Augustin Bubník


Augustin Bubník was a Czech ice hockey player for the Czechoslovak national team. He won a silver medal at the 1948 Winter Olympics. He also played in the 1947 and 1949 World Championships, of which Czechoslovakia won both. He later worked as an ice hockey coach and was elected as an MP to the lower chamber of the Czech Parliament from the Civic Democratic Party. He also worked as the ice hockey coach of the Finnish National Team from 1966 to 1969, and was later inducted into the Finnish Hockey Hall of Fame.
He was the father of the actor and dubber Gustav Bubník.

Biography

Early life

Augustin Bubník was born on the 21 November 1928 in Czechoslovakia, now the Czech Republic. He grew up in Prague and played hockey for the LTC Praha Sports club. In 1947, he became a member of the Czechoslovakia national hockey team.

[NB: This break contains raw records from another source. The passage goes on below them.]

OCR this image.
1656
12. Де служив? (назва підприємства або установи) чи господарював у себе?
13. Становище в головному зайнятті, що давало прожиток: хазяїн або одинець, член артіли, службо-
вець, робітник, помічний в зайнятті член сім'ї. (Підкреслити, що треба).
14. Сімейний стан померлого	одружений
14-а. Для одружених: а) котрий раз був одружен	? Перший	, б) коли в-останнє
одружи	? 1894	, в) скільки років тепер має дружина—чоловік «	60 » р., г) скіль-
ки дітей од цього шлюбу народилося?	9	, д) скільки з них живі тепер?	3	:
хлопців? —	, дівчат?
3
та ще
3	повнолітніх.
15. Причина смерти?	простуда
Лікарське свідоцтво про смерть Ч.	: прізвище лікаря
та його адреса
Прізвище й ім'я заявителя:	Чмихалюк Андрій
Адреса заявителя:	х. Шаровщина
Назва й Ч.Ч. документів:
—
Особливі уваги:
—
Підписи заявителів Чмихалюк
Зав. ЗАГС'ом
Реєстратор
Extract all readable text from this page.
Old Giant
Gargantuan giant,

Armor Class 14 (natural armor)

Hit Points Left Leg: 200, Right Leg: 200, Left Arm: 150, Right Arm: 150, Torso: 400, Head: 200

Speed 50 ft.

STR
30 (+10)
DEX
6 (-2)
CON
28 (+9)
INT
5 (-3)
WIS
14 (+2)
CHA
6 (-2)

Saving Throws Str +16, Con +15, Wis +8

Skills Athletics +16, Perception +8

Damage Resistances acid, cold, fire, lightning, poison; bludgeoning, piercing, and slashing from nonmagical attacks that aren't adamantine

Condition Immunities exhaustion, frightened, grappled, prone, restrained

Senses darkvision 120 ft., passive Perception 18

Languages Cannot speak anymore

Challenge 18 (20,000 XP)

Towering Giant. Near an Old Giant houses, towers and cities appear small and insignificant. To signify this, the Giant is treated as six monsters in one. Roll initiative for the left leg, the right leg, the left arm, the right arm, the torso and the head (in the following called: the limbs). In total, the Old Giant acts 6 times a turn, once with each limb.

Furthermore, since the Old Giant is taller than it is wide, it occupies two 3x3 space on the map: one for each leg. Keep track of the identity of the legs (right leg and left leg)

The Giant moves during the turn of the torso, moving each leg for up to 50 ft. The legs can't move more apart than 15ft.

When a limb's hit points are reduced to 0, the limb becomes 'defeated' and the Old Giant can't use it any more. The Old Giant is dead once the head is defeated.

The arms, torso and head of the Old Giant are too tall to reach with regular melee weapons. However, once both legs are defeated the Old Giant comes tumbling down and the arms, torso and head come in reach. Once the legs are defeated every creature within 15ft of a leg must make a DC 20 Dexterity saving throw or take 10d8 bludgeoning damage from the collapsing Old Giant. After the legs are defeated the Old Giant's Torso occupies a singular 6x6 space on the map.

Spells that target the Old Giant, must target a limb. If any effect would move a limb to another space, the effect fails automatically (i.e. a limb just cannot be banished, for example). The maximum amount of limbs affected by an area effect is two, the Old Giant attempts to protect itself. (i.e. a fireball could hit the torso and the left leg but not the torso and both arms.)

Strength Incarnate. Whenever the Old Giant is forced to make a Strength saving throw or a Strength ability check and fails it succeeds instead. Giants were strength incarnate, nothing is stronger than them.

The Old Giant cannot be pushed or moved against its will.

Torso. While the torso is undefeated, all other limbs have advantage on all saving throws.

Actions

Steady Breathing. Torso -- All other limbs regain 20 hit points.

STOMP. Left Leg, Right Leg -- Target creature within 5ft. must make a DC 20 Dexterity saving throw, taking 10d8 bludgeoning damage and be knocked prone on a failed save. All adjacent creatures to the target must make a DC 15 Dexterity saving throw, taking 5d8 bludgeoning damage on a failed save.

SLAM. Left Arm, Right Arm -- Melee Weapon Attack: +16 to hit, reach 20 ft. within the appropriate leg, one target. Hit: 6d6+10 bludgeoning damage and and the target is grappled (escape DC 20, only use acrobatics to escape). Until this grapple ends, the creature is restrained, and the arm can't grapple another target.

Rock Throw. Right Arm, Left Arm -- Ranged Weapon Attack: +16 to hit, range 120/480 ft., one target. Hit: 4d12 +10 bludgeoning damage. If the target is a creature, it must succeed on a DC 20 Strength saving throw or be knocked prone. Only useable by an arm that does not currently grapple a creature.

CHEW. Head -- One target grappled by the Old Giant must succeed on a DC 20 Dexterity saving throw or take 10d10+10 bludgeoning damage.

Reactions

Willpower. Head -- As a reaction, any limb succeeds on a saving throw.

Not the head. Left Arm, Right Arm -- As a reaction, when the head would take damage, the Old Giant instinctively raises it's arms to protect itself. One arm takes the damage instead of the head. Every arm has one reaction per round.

The team won silver at the 1948 Winter Olympics in Saint-Moritz, Switzerland. In 1949, the team became World Champions.

Life under Communism

After the Czechoslovak National Hockey Team won the World Championship in 1949, the following year they were forced to give up their spot in the championship. State Security arrested all of the hockey team members, including Bubník. A trial with fabricated charges was brought against the entire team in 1950. Bubník was convicted of "treason", "subversion of the state" and "espionage". He was then sentenced to fourteen years in prison. He served time in a variety of prisons and in the uranium mines in the Jáchymov district and in Bytíz. President Zápotocký granted him amnesty and he was released in January 1955. Afterwards, the Regime only allowed him to play in the minor hockey leagues, so he turned to coaching.
In the mid- to late-1960s, Bubník managed to move to Finland, where he coached the Finnish National Team. He also helped develop hockey in general in Finland as well. In 1968, Bubník was officially rehabilitated, and in 1989, he finally received full social recognition.

Death and Legacy

In 2004, Bubník was inducted into the Finnish Hockey Hall of Fame. In the early 2000s, he was interviewed by the non-profit Post Bellum for their Stories of the 20th Century Project. Bubník died on 18 April 2017, at the age of 88.